ASTRO leaders see cuts to radiation therapy services hitting patient access
Leaders at the Arlington, Va.-based American Society for Radiation Oncology (ASTRO) were equally critical, issuing a statement attributed to Geraldine M. Jacobson, M.D., chair of the association’s board of directors. Dr. Jacobson stated, “Another year brings another round of cuts to radiation therapy services for people with cancer under the proposed Medicare fee schedule. ASTRO is disappointed that CMS once again undervalues the impact of radiation oncology and intends to cut reimbursement by an additional 2 percent in 2024 for this essential cornerstone of cancer care. Medicare spends less on all radiation therapy services than it does on just three top cancer drugs, although radiation is utilized by twice as many beneficiaries. Despite this outsized value, CMS has cut radiation oncology physician fee schedule payments by over 20 percent in the last decade – more than nearly all other physician specialties.”
Jacobson went on in the statement to say that “The ongoing cuts to radiation oncology reimbursement, coupled with broader cuts to Medicare services, threaten to decrease patients' ability to receive vital, high-value cancer care close to home by driving practice consolidation and undermining the viability of smaller practices.
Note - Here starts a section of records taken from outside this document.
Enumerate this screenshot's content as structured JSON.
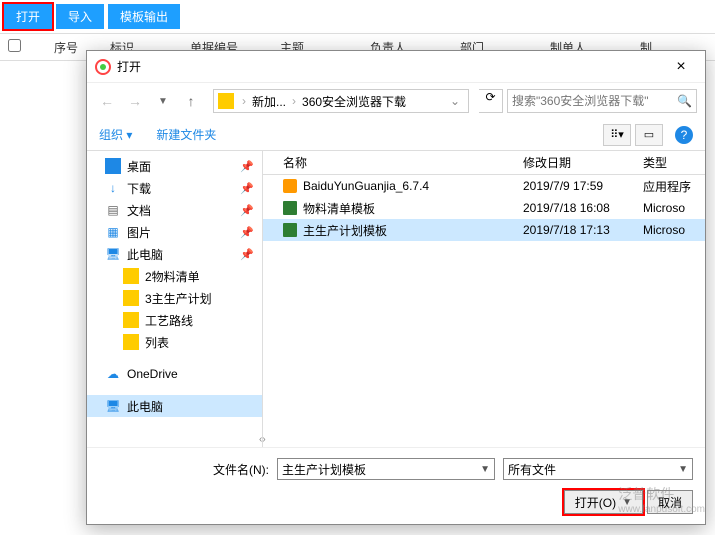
{
  "toolbar": {
    "open": "打开",
    "import": "导入",
    "template_out": "模板输出"
  },
  "table": {
    "cols": [
      "序号",
      "标识",
      "单据编号",
      "主题",
      "负责人",
      "部门",
      "制单人",
      "制"
    ]
  },
  "dialog": {
    "title": "打开",
    "breadcrumb": {
      "p1": "新加...",
      "p2": "360安全浏览器下载"
    },
    "search_placeholder": "搜索\"360安全浏览器下载\"",
    "organize": "组织",
    "new_folder": "新建文件夹",
    "view_label": "⠿",
    "tree": [
      {
        "label": "桌面",
        "icon": "ic-desktop",
        "pin": true
      },
      {
        "label": "下载",
        "icon": "ic-download",
        "pin": true,
        "glyph": "↓"
      },
      {
        "label": "文档",
        "icon": "ic-doc",
        "pin": true,
        "glyph": "▤"
      },
      {
        "label": "图片",
        "icon": "ic-pic",
        "pin": true,
        "glyph": "▦"
      },
      {
        "label": "此电脑",
        "icon": "ic-pc",
        "pin": true,
        "glyph": "🖥"
      },
      {
        "label": "2物料清单",
        "icon": "ic-folder",
        "indent": true
      },
      {
        "label": "3主生产计划",
        "icon": "ic-folder",
        "indent": true
      },
      {
        "label": "工艺路线",
        "icon": "ic-folder",
        "indent": true
      },
      {
        "label": "列表",
        "icon": "ic-folder",
        "indent": true
      },
      {
        "label": "OneDrive",
        "icon": "ic-cloud",
        "glyph": "☁",
        "spacer_before": true
      },
      {
        "label": "此电脑",
        "icon": "ic-pc",
        "glyph": "🖥",
        "selected": true,
        "spacer_before": true
      }
    ],
    "file_cols": {
      "name": "名称",
      "date": "修改日期",
      "type": "类型"
    },
    "files": [
      {
        "name": "BaiduYunGuanjia_6.7.4",
        "date": "2019/7/9 17:59",
        "type": "应用程序",
        "icon": "fi-exe"
      },
      {
        "name": "物料清单模板",
        "date": "2019/7/18 16:08",
        "type": "Microso",
        "icon": "fi-xls"
      },
      {
        "name": "主生产计划模板",
        "date": "2019/7/18 17:13",
        "type": "Microso",
        "icon": "fi-xls",
        "selected": true
      }
    ],
    "filename_label": "文件名(N):",
    "filename_value": "主生产计划模板",
    "filetype_value": "所有文件",
    "btn_open": "打开(O)",
    "btn_cancel": "取消"
  },
  "watermark": {
    "name": "泛普软件",
    "url": "www.fanpusoft.com"
  }
}
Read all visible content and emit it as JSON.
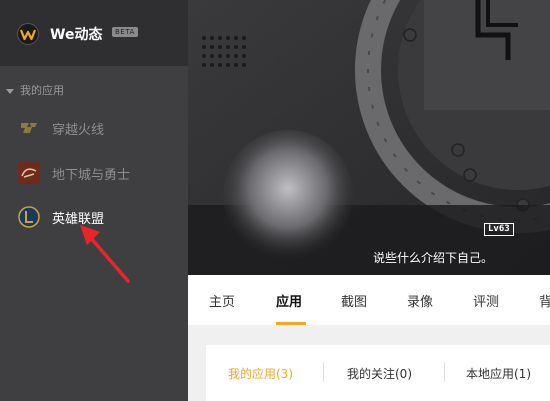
{
  "brand": {
    "name": "We动态",
    "badge": "BETA",
    "icon": "we-logo-icon"
  },
  "sidebar": {
    "section_title": "我的应用",
    "items": [
      {
        "label": "穿越火线",
        "icon": "crossfire-icon"
      },
      {
        "label": "地下城与勇士",
        "icon": "dnf-icon"
      },
      {
        "label": "英雄联盟",
        "icon": "lol-icon"
      }
    ]
  },
  "profile": {
    "level": "Lv63",
    "bio": "说些什么介绍下自己。"
  },
  "tabs": [
    "主页",
    "应用",
    "截图",
    "录像",
    "评测",
    "背"
  ],
  "subtabs": [
    "我的应用(3)",
    "我的关注(0)",
    "本地应用(1)"
  ],
  "colors": {
    "accent": "#f5a623",
    "sidebar": "#3f3f42",
    "brand_bar": "#2f2f31"
  }
}
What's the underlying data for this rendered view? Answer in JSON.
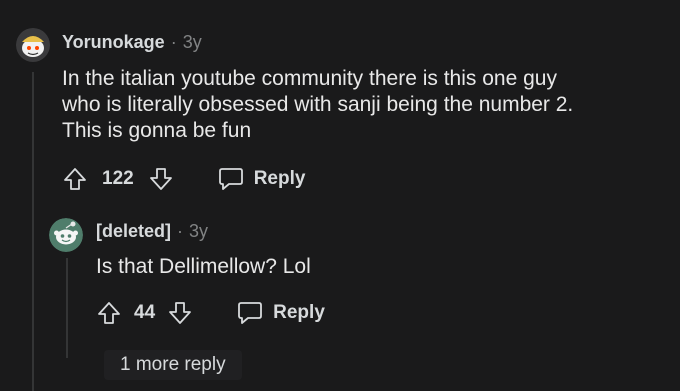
{
  "comment1": {
    "username": "Yorunokage",
    "separator": "·",
    "age": "3y",
    "body_lines": [
      "In the italian youtube community there is this one guy",
      "who is literally obsessed with sanji being the number 2.",
      "This is gonna be fun"
    ],
    "vote_count": "122",
    "reply_label": "Reply"
  },
  "comment2": {
    "username": "[deleted]",
    "separator": "·",
    "age": "3y",
    "body": "Is that Dellimellow? Lol",
    "vote_count": "44",
    "reply_label": "Reply",
    "more_replies_label": "1 more reply"
  },
  "icons": {
    "upvote": "arrow-up-outline",
    "downvote": "arrow-down-outline",
    "reply": "speech-bubble-outline"
  },
  "colors": {
    "background": "#1a1a1b",
    "text": "#d7dadc",
    "muted": "#818384",
    "thread_line": "#343536"
  }
}
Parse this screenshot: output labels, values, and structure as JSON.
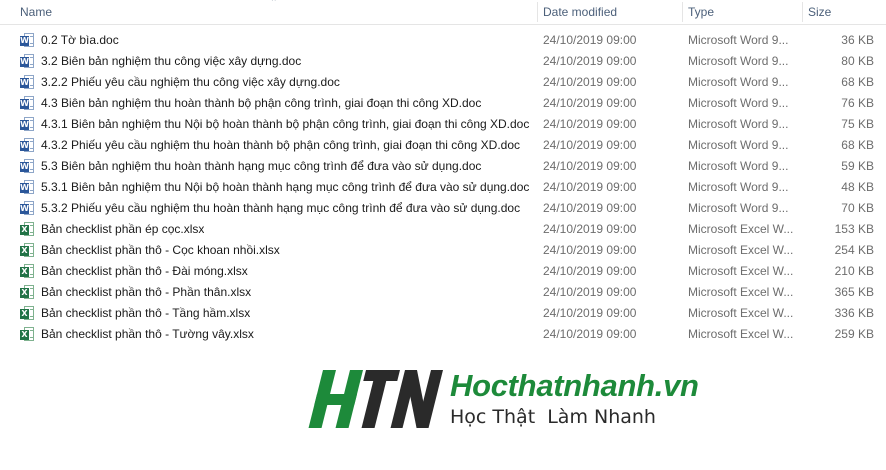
{
  "columns": {
    "name": "Name",
    "date_modified": "Date modified",
    "type": "Type",
    "size": "Size"
  },
  "files": [
    {
      "name": "0.2 Tờ bìa.doc",
      "date": "24/10/2019 09:00",
      "type": "Microsoft Word 9...",
      "size": "36 KB",
      "icon": "word-doc-icon"
    },
    {
      "name": "3.2 Biên bản nghiệm thu công việc xây dựng.doc",
      "date": "24/10/2019 09:00",
      "type": "Microsoft Word 9...",
      "size": "80 KB",
      "icon": "word-doc-icon"
    },
    {
      "name": "3.2.2 Phiếu yêu cầu nghiệm thu công việc xây dựng.doc",
      "date": "24/10/2019 09:00",
      "type": "Microsoft Word 9...",
      "size": "68 KB",
      "icon": "word-doc-icon"
    },
    {
      "name": "4.3 Biên bản nghiệm thu hoàn thành bộ phận công trình, giai đoạn thi công XD.doc",
      "date": "24/10/2019 09:00",
      "type": "Microsoft Word 9...",
      "size": "76 KB",
      "icon": "word-doc-icon"
    },
    {
      "name": "4.3.1 Biên bản nghiệm thu Nội bộ hoàn thành bộ phận công trình, giai đoạn thi công XD.doc",
      "date": "24/10/2019 09:00",
      "type": "Microsoft Word 9...",
      "size": "75 KB",
      "icon": "word-doc-icon"
    },
    {
      "name": "4.3.2 Phiếu yêu cầu nghiệm thu hoàn thành bộ phận công trình, giai đoạn thi công XD.doc",
      "date": "24/10/2019 09:00",
      "type": "Microsoft Word 9...",
      "size": "68 KB",
      "icon": "word-doc-icon"
    },
    {
      "name": "5.3 Biên bản nghiệm thu hoàn thành hạng mục công trình để đưa vào sử dụng.doc",
      "date": "24/10/2019 09:00",
      "type": "Microsoft Word 9...",
      "size": "59 KB",
      "icon": "word-doc-icon"
    },
    {
      "name": "5.3.1 Biên bản nghiệm thu Nội bộ hoàn thành hạng mục công trình để đưa vào sử dụng.doc",
      "date": "24/10/2019 09:00",
      "type": "Microsoft Word 9...",
      "size": "48 KB",
      "icon": "word-doc-icon"
    },
    {
      "name": "5.3.2 Phiếu yêu cầu nghiệm thu hoàn thành hạng mục công trình để đưa vào sử dụng.doc",
      "date": "24/10/2019 09:00",
      "type": "Microsoft Word 9...",
      "size": "70 KB",
      "icon": "word-doc-icon"
    },
    {
      "name": "Bản checklist phần ép cọc.xlsx",
      "date": "24/10/2019 09:00",
      "type": "Microsoft Excel W...",
      "size": "153 KB",
      "icon": "excel-sheet-icon"
    },
    {
      "name": "Bản checklist phần thô - Cọc khoan nhồi.xlsx",
      "date": "24/10/2019 09:00",
      "type": "Microsoft Excel W...",
      "size": "254 KB",
      "icon": "excel-sheet-icon"
    },
    {
      "name": "Bản checklist phần thô - Đài móng.xlsx",
      "date": "24/10/2019 09:00",
      "type": "Microsoft Excel W...",
      "size": "210 KB",
      "icon": "excel-sheet-icon"
    },
    {
      "name": "Bản checklist phần thô - Phần thân.xlsx",
      "date": "24/10/2019 09:00",
      "type": "Microsoft Excel W...",
      "size": "365 KB",
      "icon": "excel-sheet-icon"
    },
    {
      "name": "Bản checklist phần thô - Tầng hầm.xlsx",
      "date": "24/10/2019 09:00",
      "type": "Microsoft Excel W...",
      "size": "336 KB",
      "icon": "excel-sheet-icon"
    },
    {
      "name": "Bản checklist phần thô - Tường vây.xlsx",
      "date": "24/10/2019 09:00",
      "type": "Microsoft Excel W...",
      "size": "259 KB",
      "icon": "excel-sheet-icon"
    }
  ],
  "watermark": {
    "logo_letters": "HTN",
    "site": "Hocthatnhanh.vn",
    "tagline": "Học Thật  Làm Nhanh",
    "green": "#1d8a3a",
    "dark": "#2a2a2a"
  }
}
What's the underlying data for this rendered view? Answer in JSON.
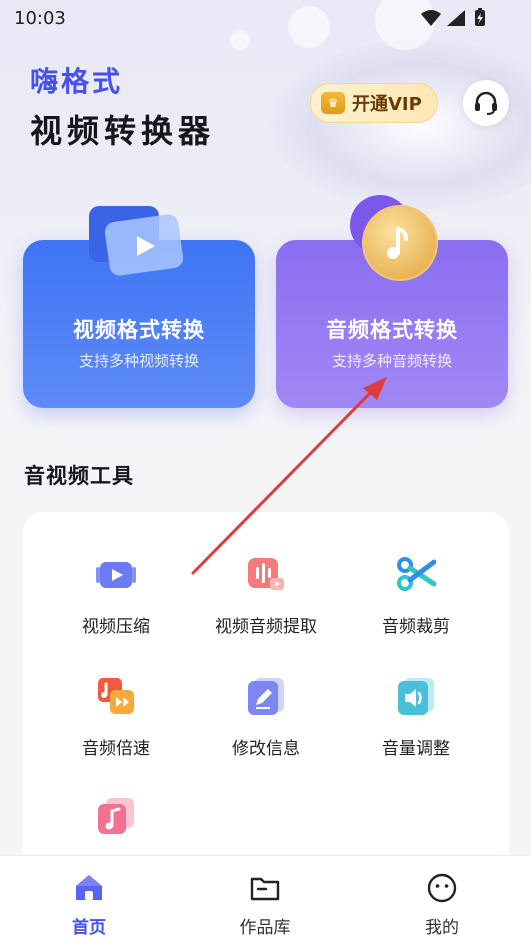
{
  "status_bar": {
    "time": "10:03"
  },
  "brand": {
    "line1": "嗨格式",
    "line2": "视频转换器"
  },
  "header": {
    "vip_label": "开通VIP",
    "crown_icon": "crown-icon",
    "support_icon": "headset-icon"
  },
  "feature_cards": [
    {
      "title": "视频格式转换",
      "subtitle": "支持多种视频转换",
      "icon": "video-play-icon",
      "color": "#3f74f4"
    },
    {
      "title": "音频格式转换",
      "subtitle": "支持多种音频转换",
      "icon": "music-note-icon",
      "color": "#8b6ef0"
    }
  ],
  "tools_section": {
    "title": "音视频工具",
    "items": [
      {
        "label": "视频压缩",
        "icon": "video-compress-icon"
      },
      {
        "label": "视频音频提取",
        "icon": "audio-extract-icon"
      },
      {
        "label": "音频裁剪",
        "icon": "scissors-icon"
      },
      {
        "label": "音频倍速",
        "icon": "audio-speed-icon"
      },
      {
        "label": "修改信息",
        "icon": "edit-info-icon"
      },
      {
        "label": "音量调整",
        "icon": "volume-icon"
      },
      {
        "label": "",
        "icon": "music-file-icon"
      }
    ]
  },
  "tab_bar": {
    "items": [
      {
        "label": "首页",
        "icon": "home-icon",
        "active": true
      },
      {
        "label": "作品库",
        "icon": "folder-icon",
        "active": false
      },
      {
        "label": "我的",
        "icon": "profile-icon",
        "active": false
      }
    ]
  },
  "colors": {
    "accent": "#4650f0",
    "annotation_arrow": "#e03a3a"
  }
}
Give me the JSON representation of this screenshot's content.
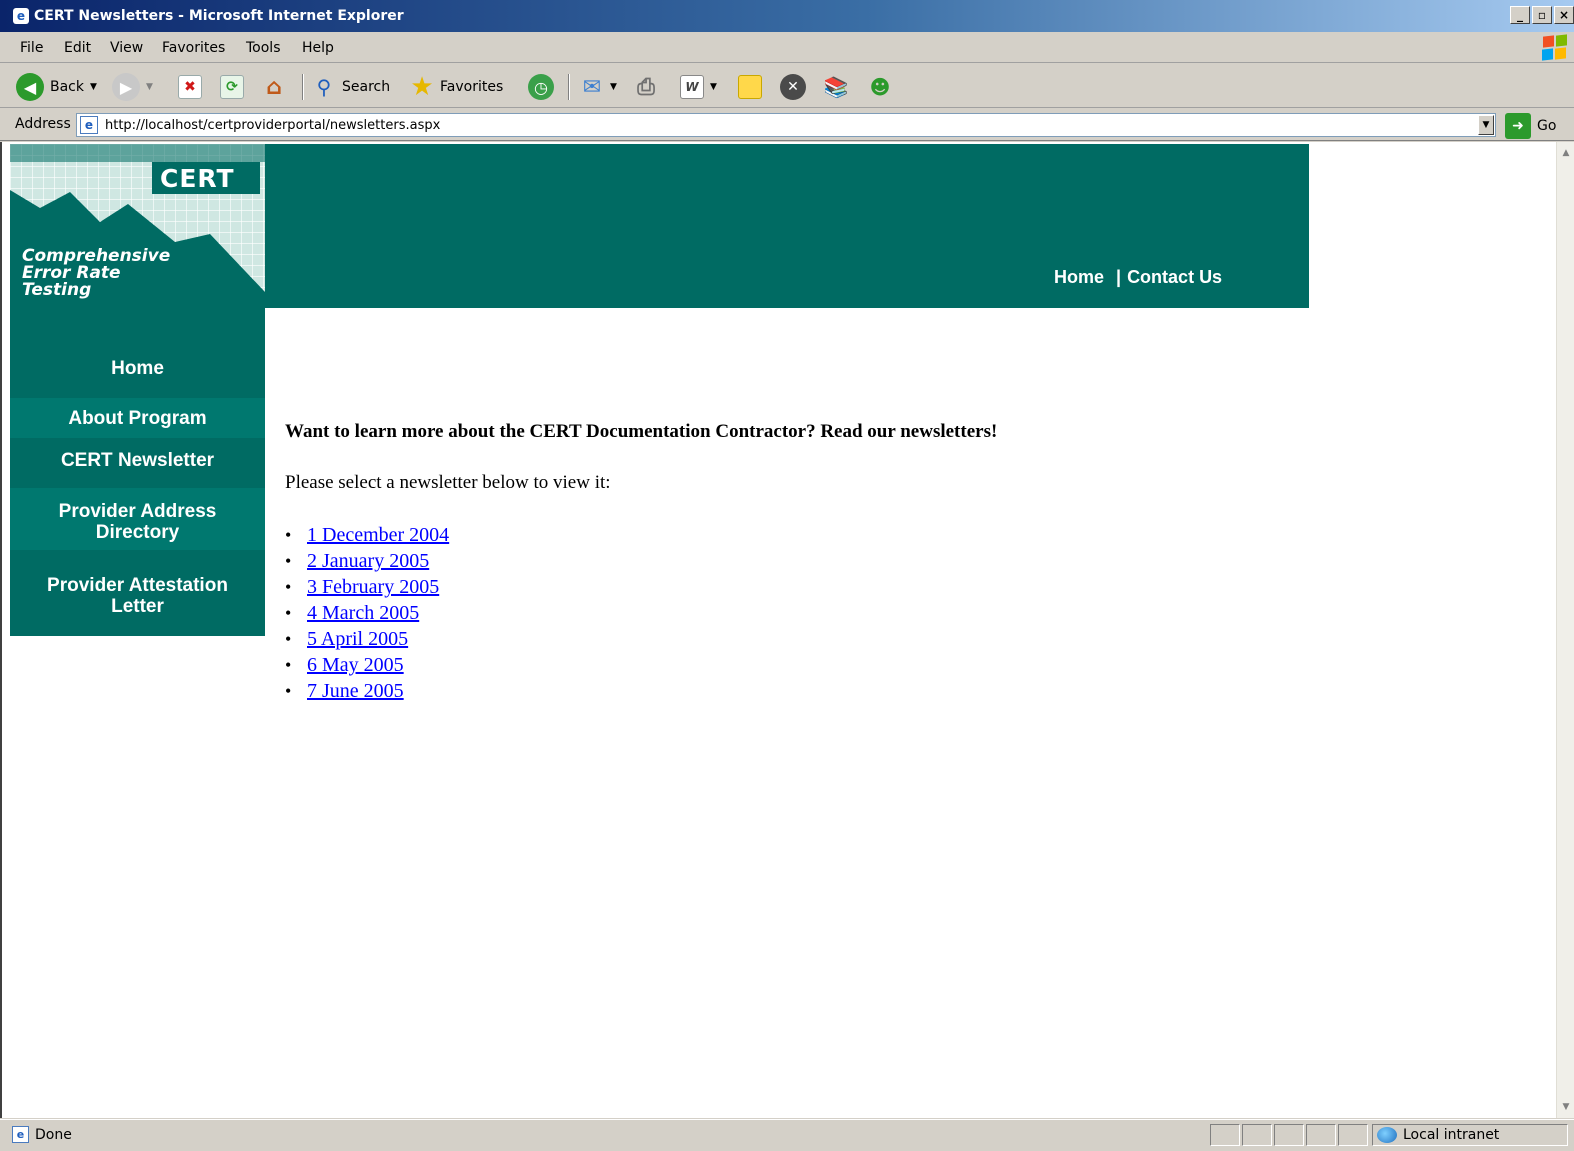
{
  "window": {
    "title": "CERT Newsletters - Microsoft Internet Explorer",
    "buttons": [
      "_",
      "▫",
      "×"
    ]
  },
  "menu": [
    "File",
    "Edit",
    "View",
    "Favorites",
    "Tools",
    "Help"
  ],
  "toolbar": {
    "back_label": "Back",
    "search_label": "Search",
    "favorites_label": "Favorites"
  },
  "address": {
    "label": "Address",
    "url": "http://localhost/certproviderportal/newsletters.aspx",
    "go_label": "Go"
  },
  "site": {
    "logo_word": "CERT",
    "tagline": [
      "Comprehensive",
      "Error Rate",
      "Testing"
    ],
    "topnav": [
      "Home",
      "Contact Us"
    ],
    "sidebar": [
      [
        "Home"
      ],
      [
        "About Program"
      ],
      [
        "CERT Newsletter"
      ],
      [
        "Provider Address",
        "Directory"
      ],
      [
        "Provider Attestation",
        "Letter"
      ]
    ],
    "brand_color": "#006b63"
  },
  "content": {
    "heading": "Want to learn more about the CERT Documentation Contractor? Read our newsletters!",
    "intro": "Please select a newsletter below to view it:",
    "newsletters": [
      "1 December 2004",
      "2 January 2005",
      "3 February 2005",
      "4 March 2005",
      "5 April 2005",
      "6 May 2005",
      "7 June 2005"
    ]
  },
  "status": {
    "text": "Done",
    "zone": "Local intranet"
  }
}
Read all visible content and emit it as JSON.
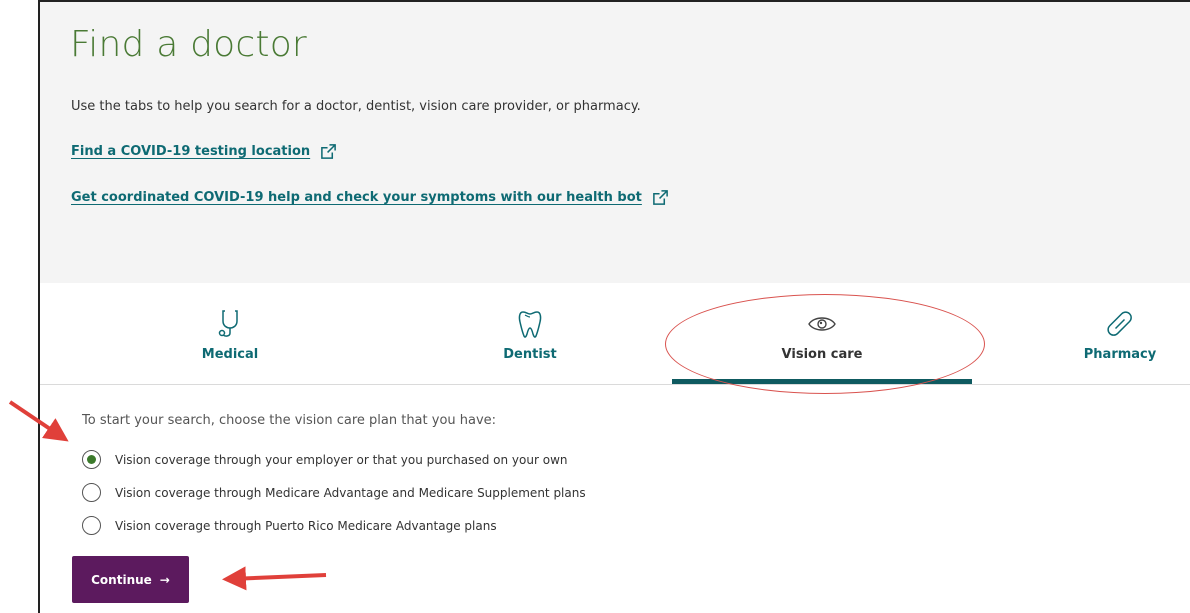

These cuts also underscore the need for long-term, overarching reimbursement reform that will ensure patients can access the care they need.” She went on to note that ASTRO has created “The ASTRO-proposed Radiation Oncology Case Rate (ROCR) program [which] represents a legislative initiative to reverse disastrous Medicare payment trends that are expected to continue. ASTRO believes ROCR represents the best chance to secure long-term rate stability and continue to deliver cutting-edge care to our patients close to home.”